So I always assumed when I got married I would take my husbands last name and it never seemed like that big of a deal. I mean I liked my last name enough but I never thought I was that attached to it.
Until like 2 days before my wedding when I realized that this was the end of my time of being known as Anna Steiner. Now I would have a completely new name. And that freaked me out. It made me feel like I was leaving something behind. I have done so many things as Anna Steiner that becoming Anna Whitmore kind of made me feel like none of those things mattered anymore. I graduated from high school, college and completed half of grad school as Anna Steiner. What had Anna Whitmore done? Nothing.
I honestly had the grieve the loss of my name. I was pretty sad about it for a few days and I felt bad about being sad because I was so excited to get married.

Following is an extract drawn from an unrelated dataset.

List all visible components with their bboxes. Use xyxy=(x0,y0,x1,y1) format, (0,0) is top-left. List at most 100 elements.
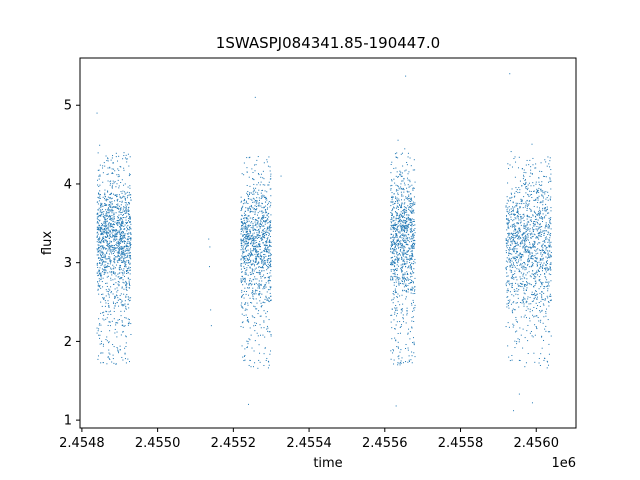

Another thing that was odd about changing my name was that people assumed I was going to and made a point about it. When I didn't automatically change my name on Facebook and other social media sites people made a big deal about it. They kept asking why I hadn't changed my name yet. I hadn't changed it because I was busy having a wedding and going to Hawaii. So you can all just cool your jets.
That almost made me not want to change my name just to spite them. But my name is obviously more important than spite.
I still haven't gotten used to the fact that I am Anna Whitmore now. It is really hard and always feels awkward when I have to introduce myself as Anna Whitmore. Luckily I have had some time to ease into it because all of my documentation to go to Africa is under Anna Steiner so I can't legally change my name yet. I am actually really grateful that I haven't totally converted to Anna Whitmore yet. It is way more emotional than I ever expected it to be.
In the end I will end up fully becoming Anna Whitmore because it is really important to me that Spencer and I share a name. But for now I am just going to ease myself into it because I am not quite ready to let go of Anna Steiner.